В XV в. произошли события, которые оказали огромное влияние на формирование русского национального самосознания. Не имея сил для противостояния турецким завоевателям и надеясь получить помощь от Запада, Византия заключает с ним унию (Флорентийская уния 1439). Унию самовольно подписал и представитель от Русского государства московский митрополит Исидор, грек по национальности. По возвращении в Москву он был за измену Православию арестован, но спасся бегством в Литву. Уния не спасла Византию, Запад не пришел к ней на помощь, и в мае 1453 со взятием турками Константинополя Византийская империя пала.
Гибель Византии произвела глубочайшее впечатление на Руси, которую тесно связывали с нею церковно-культурные традиции.
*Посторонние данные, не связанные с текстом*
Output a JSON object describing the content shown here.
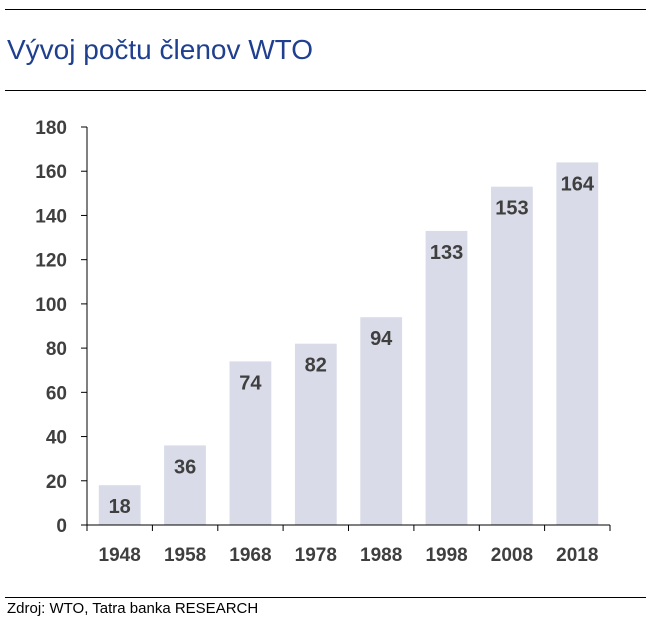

Вместе с тем, с утратой мирового православного центра в русском сознании возникает мысль о Москве как преемнице Константинова-града, как о новом мировом центре Православия. Идея “Москва — Третий Рим” выражена в послании старца псковского Спасо-Елеазарова монастыря Филофея вел. московскому кн. Василию III (н. XVI в.). Первый Рим пал из-за ересей. Второй Рим (Константинов-град) покорен турками (за грехи соглашательства с латинством). Опорой чистого Православия в мире становится Москва. Обращаясь к вел. кн. Василию III, старец Филофей говорит: “все христианские царства сошлись в одно твое... два Рима пали, а третий стоит, четвертому же не бывать”.
Обращенная к Василию III идея Филофея получает свое полное развитие и осуществление при сыне Василия III — Иване Грозном (кстати, к нему и обращено одно из последних посланий старца), когда складывается мощное русское централизованное государство с присоединенными к нему Казанью, Астраханью, Сибирью, а Москва заявляет о себе действительно как мировой центр Православия. Литературно-идеологическим памятником эпохи Ивана Грозного свойственна монументальность идеи и формы. Это относится к таким творениям, как “Великие Четьи-Минеи”, “Стоглав”, “Домострой”. Четьи-Минеи (в двенадцати томах, по числу месяцев), составленные митр. Макарием и коллективом его многочисленных сотрудников, — это, по словам историка В. О. Ключевского, целая “энциклопедия древнерусской письменности”. По его счету, в них 1300 житий, в том числе 40 житий русских святых, большинство которых было канонизировано на Соборах 1547 и 1549. Установление всецерковного чествования целого сонма русских святых около сер. XVI в. означало углубление исторически-церковного сознания в русском обществе, растущего интереса к отечественным подвижникам, ослабление зависимости от Восточной церкви.
В 1551 царем Иваном Грозным был созван церковный собор в обстановке, когда обнаружились признаки ослабления духа веры, упадка религиозно-церковной жизни Древней Руси. Деяния этого собора были записаны в книге, разделенной на сто глав и получившей название “Стоглав”. В него вошли речи царя, его вопросы и ответы собора, касающиеся церкви, религии, падения нравственности, древнего благочестия. “Стоглав” дает богатейший материал для знакомства с нравами и обычаями того времени.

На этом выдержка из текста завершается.